Il confronto tra il Milan e gli ultras non è accettabile

La passerella di giocatori e staff del Milan sotto la curva degli ultras per ricevere la ramanzina (incitamento) dopo la sconfitta di La Spezia può sorprendere solo gli ingenui. Per immagine - calciatori con lo sguardo perso nel vuoto davanti al ras che arringa, allenatore che annuisce - rappresenta un clamoroso autogol per il calcio italiano, ma purtroppo non è l'unico caso e non sarà l'ultimo visto che le gogne sono un'abitudine e nemmeno le norme della Figc hanno sradicato l'abitudine.

E' vero, si può come ha dimostrato il giudice sportivo della Serie C squalificando capitano e dirigenti del Piacenza con un atto rimasto senza seguito. La Procura federale ha acceso i fari su quanto accaduto al Picco ma potrà intervenire solo in presenza di minacce o atti intimidatori che sono stati prontamente negati da tutti: dunque, finirà nel nulla come tutti i precedenti tranne uno.

Quello che sfugge a chi ha trascinato il Milan sotto quella curva (e a chi si è fatto trascinare giustificando il gesto) è il non detto dell'immagine: quel processino davanti al capo ultrà urlante non servirà a cambiare le sorti della squadra nelle prossime settimane ma solo a concedere un'aberrante certificazione a personaggi per i quali la soluzione corretta sarebbe emarginarli e non metterli su un piedistallo.

E' una primavera terribile a livello di immagini per il nostro calcio, che sul campo sta invece stupendo l'Europa.
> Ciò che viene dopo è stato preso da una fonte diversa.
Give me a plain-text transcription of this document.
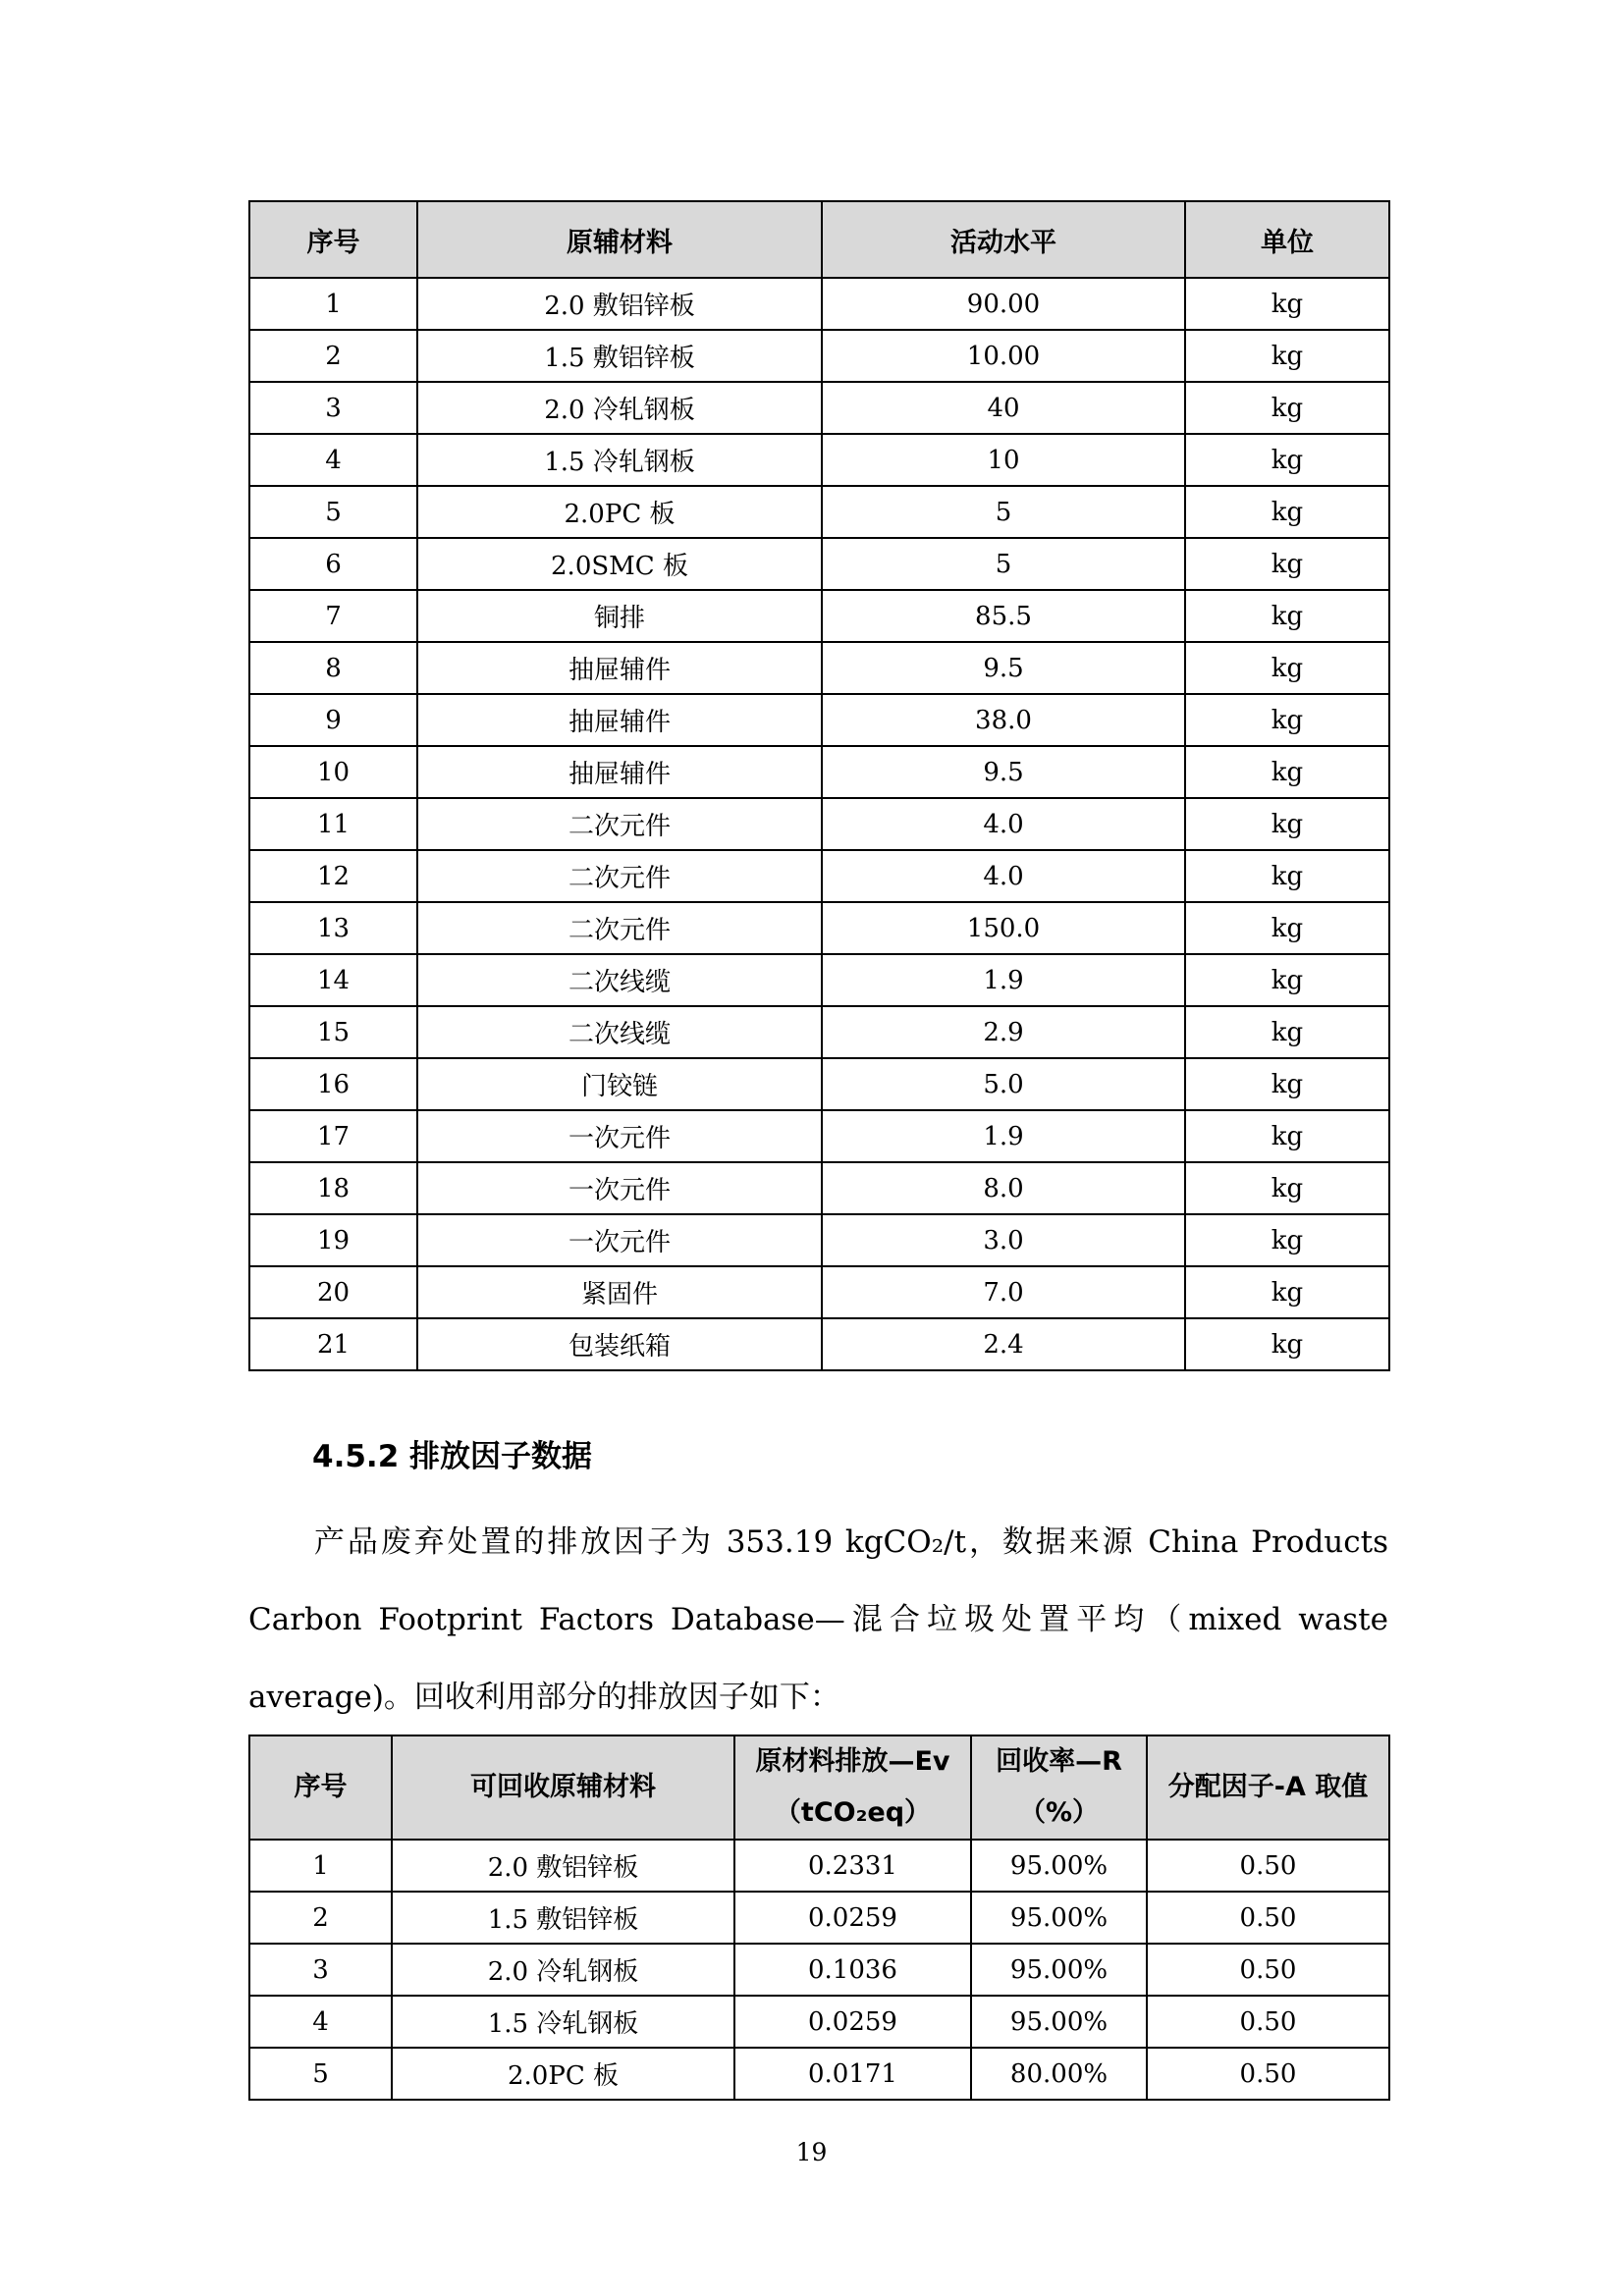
序号	原辅材料	活动水平	单位
1	2.0 敷铝锌板	90.00	kg
2	1.5 敷铝锌板	10.00	kg
3	2.0 冷轧钢板	40	kg
4	1.5 冷轧钢板	10	kg
5	2.0PC 板	5	kg
6	2.0SMC 板	5	kg
7	铜排	85.5	kg
8	抽屉辅件	9.5	kg
9	抽屉辅件	38.0	kg
10	抽屉辅件	9.5	kg
11	二次元件	4.0	kg
12	二次元件	4.0	kg
13	二次元件	150.0	kg
14	二次线缆	1.9	kg
15	二次线缆	2.9	kg
16	门铰链	5.0	kg
17	一次元件	1.9	kg
18	一次元件	8.0	kg
19	一次元件	3.0	kg
20	紧固件	7.0	kg
21	包装纸箱	2.4	kg
4.5.2 排放因子数据
产品废弃处置的排放因子为 353.19 kgCO₂/t，数据来源 China Products Carbon Footprint Factors Database—混合垃圾处置平均（mixed waste average)。回收利用部分的排放因子如下：
序号	可回收原辅材料	原材料排放—Ev（tCO₂eq）	回收率—R（%）	分配因子-A 取值
1	2.0 敷铝锌板	0.2331	95.00%	0.50
2	1.5 敷铝锌板	0.0259	95.00%	0.50
3	2.0 冷轧钢板	0.1036	95.00%	0.50
4	1.5 冷轧钢板	0.0259	95.00%	0.50
5	2.0PC 板	0.0171	80.00%	0.50
19
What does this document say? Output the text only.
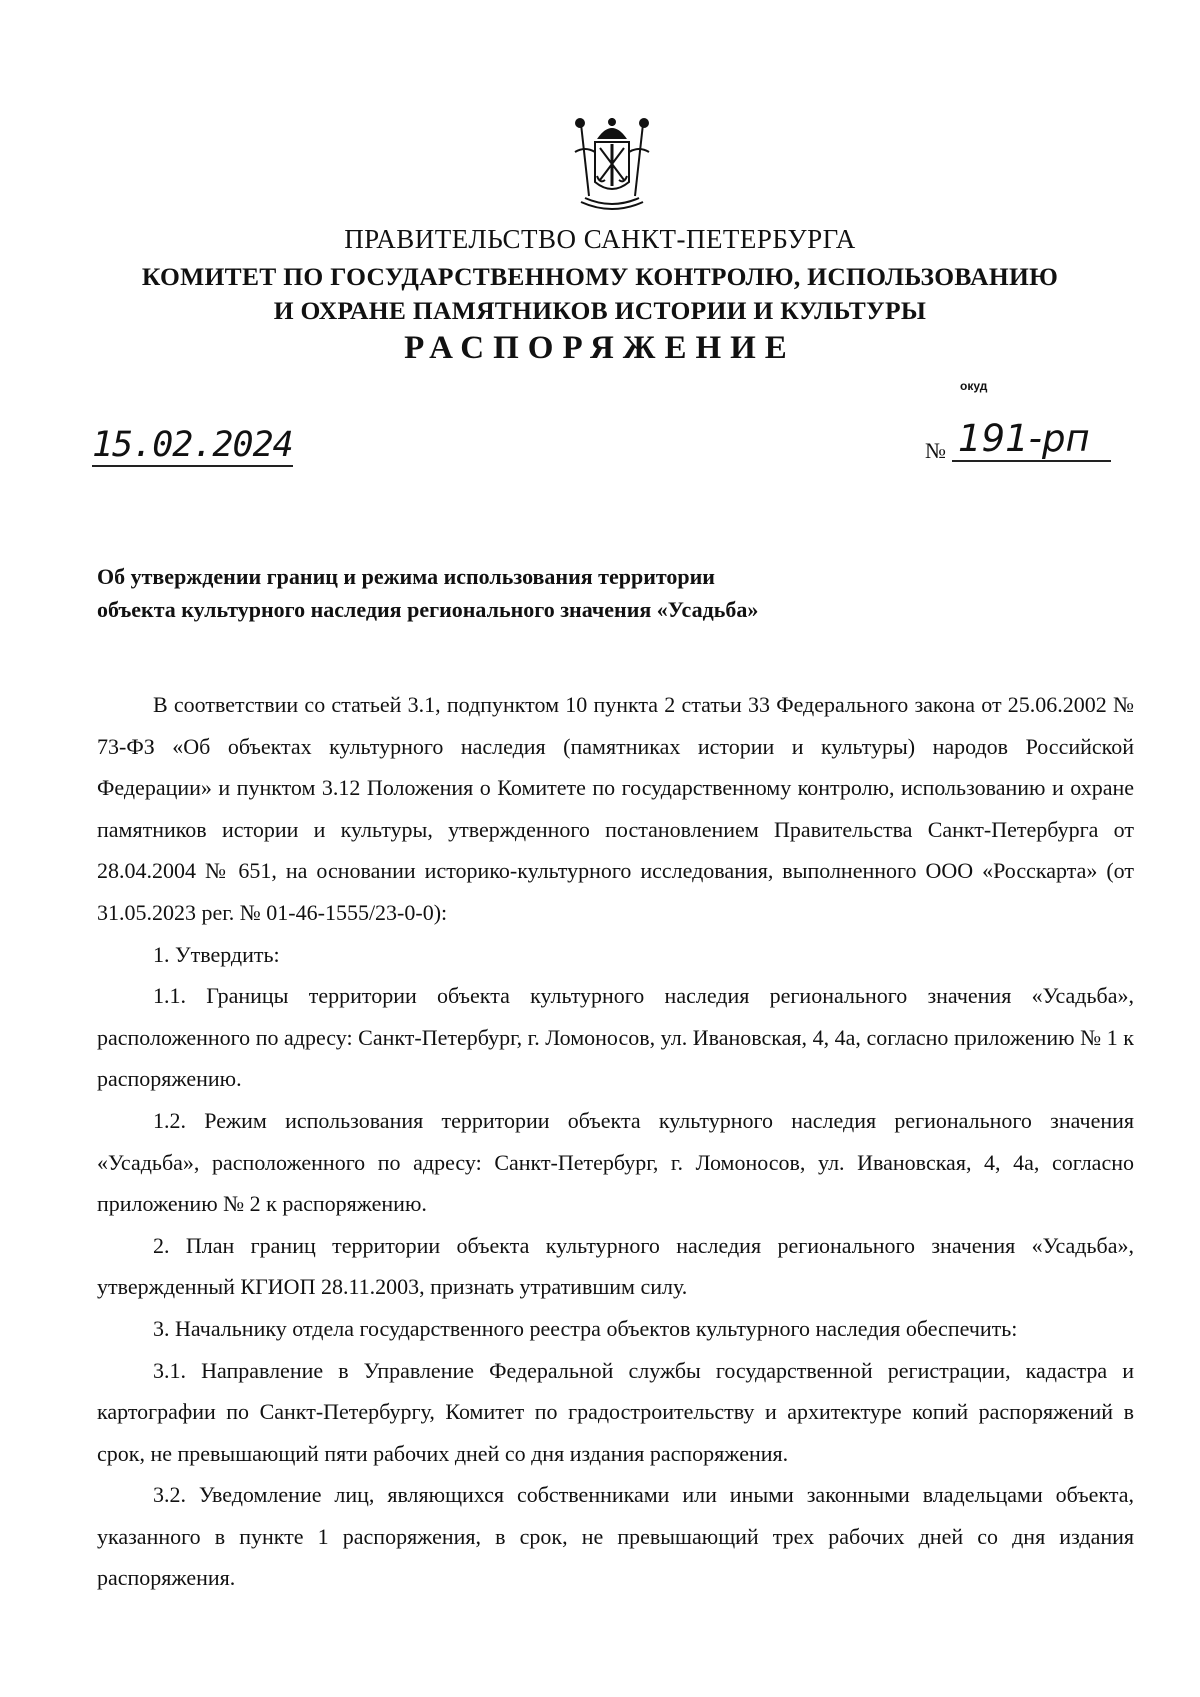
ПРАВИТЕЛЬСТВО САНКТ-ПЕТЕРБУРГА
КОМИТЕТ ПО ГОСУДАРСТВЕННОМУ КОНТРОЛЮ, ИСПОЛЬЗОВАНИЮ
И ОХРАНЕ ПАМЯТНИКОВ ИСТОРИИ И КУЛЬТУРЫ
РАСПОРЯЖЕНИЕ
окуд
15.02.2024	№ 191-рп
Об утверждении границ и режима использования территории
объекта культурного наследия регионального значения «Усадьба»

В соответствии со статьей 3.1, подпунктом 10 пункта 2 статьи 33 Федерального закона от 25.06.2002 № 73-ФЗ «Об объектах культурного наследия (памятниках истории и культуры) народов Российской Федерации» и пунктом 3.12 Положения о Комитете по государственному контролю, использованию и охране памятников истории и культуры, утвержденного постановлением Правительства Санкт-Петербурга от 28.04.2004 № 651, на основании историко-культурного исследования, выполненного ООО «Росскарта» (от 31.05.2023 рег. № 01-46-1555/23-0-0):

1. Утвердить:

1.1. Границы территории объекта культурного наследия регионального значения «Усадьба», расположенного по адресу: Санкт-Петербург, г. Ломоносов, ул. Ивановская, 4, 4а, согласно приложению № 1 к распоряжению.

1.2. Режим использования территории объекта культурного наследия регионального значения «Усадьба», расположенного по адресу: Санкт-Петербург, г. Ломоносов, ул. Ивановская, 4, 4а, согласно приложению № 2 к распоряжению.

2. План границ территории объекта культурного наследия регионального значения «Усадьба», утвержденный КГИОП 28.11.2003, признать утратившим силу.

3. Начальнику отдела государственного реестра объектов культурного наследия обеспечить:

3.1. Направление в Управление Федеральной службы государственной регистрации, кадастра и картографии по Санкт-Петербургу, Комитет по градостроительству и архитектуре копий распоряжений в срок, не превышающий пяти рабочих дней со дня издания распоряжения.

3.2. Уведомление лиц, являющихся собственниками или иными законными владельцами объекта, указанного в пункте 1 распоряжения, в срок, не превышающий трех рабочих дней со дня издания распоряжения.
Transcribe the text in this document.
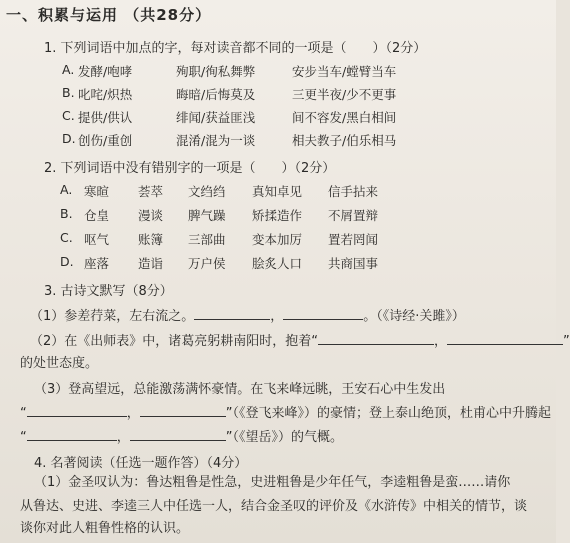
一、积累与运用 （共28分）
1. 下列词语中加点的字，每对读音都不同的一项是（　　）（2分）
A. 发酵/咆哮	殉职/徇私舞弊	安步当车/螳臂当车
B. 叱咤/炽热	晦暗/后悔莫及	三更半夜/少不更事
C. 提供/供认	绯闻/获益匪浅	间不容发/黑白相间
D. 创伤/重创	混淆/混为一谈	相夫教子/伯乐相马
2. 下列词语中没有错别字的一项是（　　）（2分）
A. 寒暄 荟萃 文绉绉 真知卓见 信手拈来
B. 仓皇 漫谈 脾气躁 矫揉造作 不屑置辩
C. 呕气 账簿 三部曲 变本加厉 置若罔闻
D. 座落 造诣 万户侯 脍炙人口 共商国事
3. 古诗文默写（8分）
（1）参差荇菜，左右流之。	，	。（《诗经·关雎》）
（2）在《出师表》中，诸葛亮躬耕南阳时，抱着“	，	”
的处世态度。
（3）登高望远，总能激荡满怀豪情。在飞来峰远眺，王安石心中生发出
“	，	”（《登飞来峰》）的豪情；登上泰山绝顶，杜甫心中升腾起
“	，	”（《望岳》）的气概。
4. 名著阅读（任选一题作答）（4分）
（1）金圣叹认为：鲁达粗鲁是性急，史进粗鲁是少年任气，李逵粗鲁是蛮……请你
从鲁达、史进、李逵三人中任选一人，结合金圣叹的评价及《水浒传》中相关的情节，谈
谈你对此人粗鲁性格的认识。
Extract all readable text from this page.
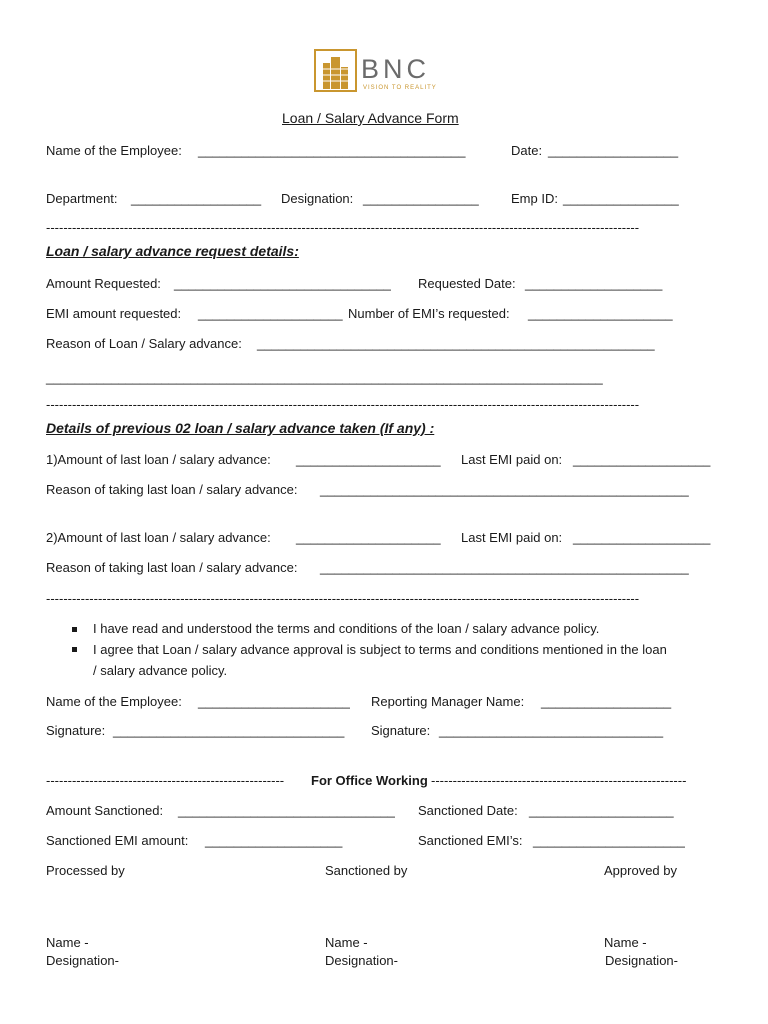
BNC
VISION TO REALITY
Loan / Salary Advance Form
Name of the Employee: _____________________________________	Date: __________________
Department: __________________ Designation: ________________ Emp ID: ________________
-----------------------------------------------------------------------------------------------------------------------------------------
Loan / salary advance request details:
Amount Requested: ______________________________ Requested Date: ___________________
EMI amount requested: ____________________ Number of EMI’s requested: ____________________
Reason of Loan / Salary advance: _______________________________________________________
_____________________________________________________________________________
-----------------------------------------------------------------------------------------------------------------------------------------
Details of previous 02 loan / salary advance taken (If any) :
1)Amount of last loan / salary advance: ____________________ Last EMI paid on: ___________________
Reason of taking last loan / salary advance: ___________________________________________________
2)Amount of last loan / salary advance: ____________________ Last EMI paid on: ___________________
Reason of taking last loan / salary advance: ___________________________________________________
-----------------------------------------------------------------------------------------------------------------------------------------
I have read and understood the terms and conditions of the loan / salary advance policy.
I agree that Loan / salary advance approval is subject to terms and conditions mentioned in the loan
/ salary advance policy.
Name of the Employee: _____________________ Reporting Manager Name: __________________
Signature: ________________________________ Signature: _______________________________
-------------------------------------------------------	For Office Working -----------------------------------------------------------
Amount Sanctioned: ______________________________ Sanctioned Date: ____________________
Sanctioned EMI amount: ___________________	Sanctioned EMI’s: _____________________
Processed by	Sanctioned by	Approved by
Name -	Name -	Name -
Designation-	Designation-	Designation-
I segnali positivi sono pochi. Ad esempio, i 171 Daspo successivi alla vergogna razzista contro Lukaku nel turbolento finale di Juventus-Inter hanno dimostrato che punire i colpevoli si può. Però, poi, succede a Bergamo e le migliaia di gole urlanti "sei uno zingaro" a Vlahovic diventano 9, non di più al momento, Daspo dopo faticosa identificazione. E per fortuna che l'Atalanta ha annunciato e poi non portato in fondo l'intenzione di fare ricorso contro la chiusura della curva.

Troppa disparità di risultati nella lotta al razzismo con l'obiettivo di ripulire i nostri stadi. Anche dentro il campo, dove il presidente federale Gabriele Gravina meritoriamente ha deciso di non far passare più sotto silenzio i cartellini gialli alle vittime di discriminazione che rispondono, mentre gli arbitri vanno avanti imperterriti con l'interpretazione burocratica - quindi ottusa - delle situazioni. Il designatore Rocchi ha teorizzato che il giallo a Vlahovic è stato corretto perché il serbo non ha dato una mano all'arbitro che aveva provato a placare i razzisti. Basta guardare le immagini per capire come sia andata davvero.